Арион резко отвернулся от окна, словно его ударило током. Он зажег настольную лампу, и ее теплый, желтый свет прогнал призрака, вернув комнате ее привычные, безопасные очертания. Но ощущение осталось. Холодный сквозняк в герметично закрытом пространстве его памяти.

Он подошел к книжному стеллажу и провел пальцами по корешкам, как слепой, читающий знакомый текст. Его пальцы остановились на тонкой книге в серой обложке. «Призраки сцены: Драматургия отсутствия». Та самая книга, которую он видел сегодня на столе убитого режиссера. Она была и в его библиотеке. Он вытащил ее, открыл на случайной странице и прочитал подчеркнутую им когда-то фразу: «Главный персонаж пьесы – это не тот, кто больше всех говорит, а тот, о чьем отсутствии говорят все».

Он закрыл книгу и поставил ее на место. Что-то в этом новом деле, в его театральности, в его заигрывании с отражениями и реальностью, резонировало с его собственным прошлым. Словно кто-то написал эту кровавую пьесу не для полиции, не для публики, а лично для него. Словно невидимый драматург знал, какие струны в его душе нужно затронуть, чтобы заставить их вибрировать отголосками старой боли.

Три года тишины. Он думал, что построил неприступную крепость. Но сегодня он понял, что ее стены прозрачны. И что самый страшный призрак всегда приходит не снаружи, а изнутри.

Глава 4: Язык пространства

Ростова, отдав распоряжения криминалистам, спустилась со сцены, чтобы погрузиться в свой привычный мир – мир бумаг, протоколов и показаний первых свидетелей. Она бросила на Ариона короткий взгляд, в котором читалось и нетерпение, и странное, почти суеверное ожидание. Она оставляла его одного, как оставляют в комнате с запертым сейфом гениального взломщика, не желая знать, какими методами тот будет работать, а лишь надеясь на результат.

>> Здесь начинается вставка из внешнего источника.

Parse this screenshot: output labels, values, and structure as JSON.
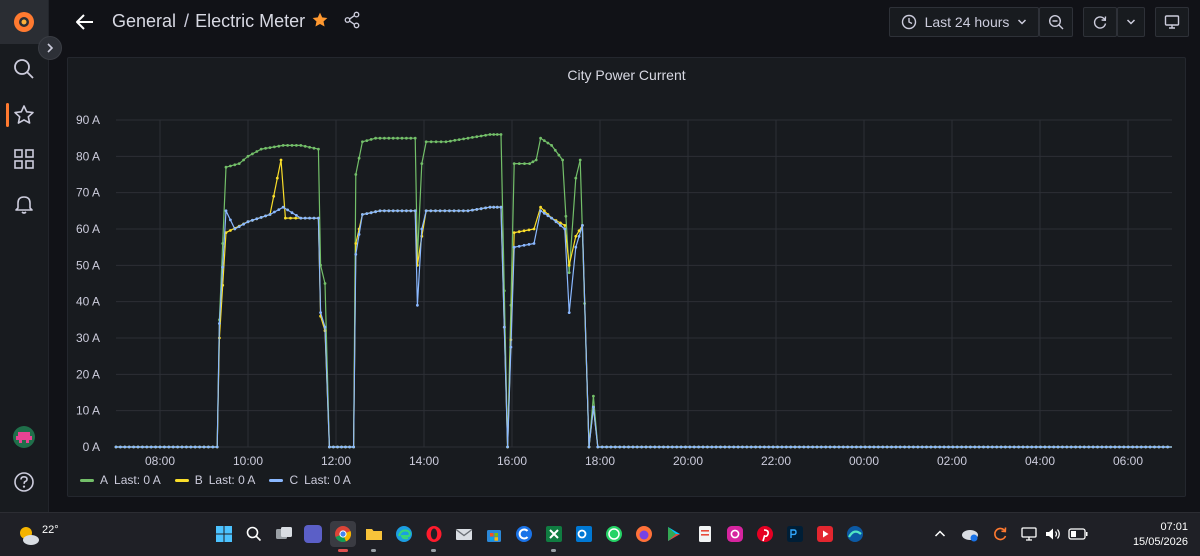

Арион был благодарен ей за это молчаливое понимание. Суета полицейских, их методичные, но лишенные воображения действия, мешала ему. Она создавала информационный шум, заглушающий тихий шепот самого места. Когда последний криминалист в белом комбинезоне покинул сцену, оставив его наедине с безмолвными декорациями, воздух, казалось, изменил свою плотность. Он стал гуще, наполнился смыслом.

Арион медленно обошел сцену по периметру, не приближаясь к центру, не глядя на кровавое пятно. Он не искал улики. Он читал. Читал язык пространства так, как лингвист читает древний, полузабытый текст.

Сцена, выстроенная Ставрогиным, была заявлением. Манифестом. Холодный металл, синий неон, ломаные линии – все это кричало об отчуждении, о распаде связей, о мире, где человеческие чувства заменены электрическими импульсами. Ставрогин создавал не Данию, а бездушную матрицу, холодный космос, в котором одинокая человеческая трагедия выглядела мелким, незначительным сбоем. И именно в этом выхолощенном, стерильном пространстве кто-то совершил самое что ни на есть плотское, «теплое» преступление. Пролил кровь. Этот контраст был первым, самым жирным курсивом в тексте.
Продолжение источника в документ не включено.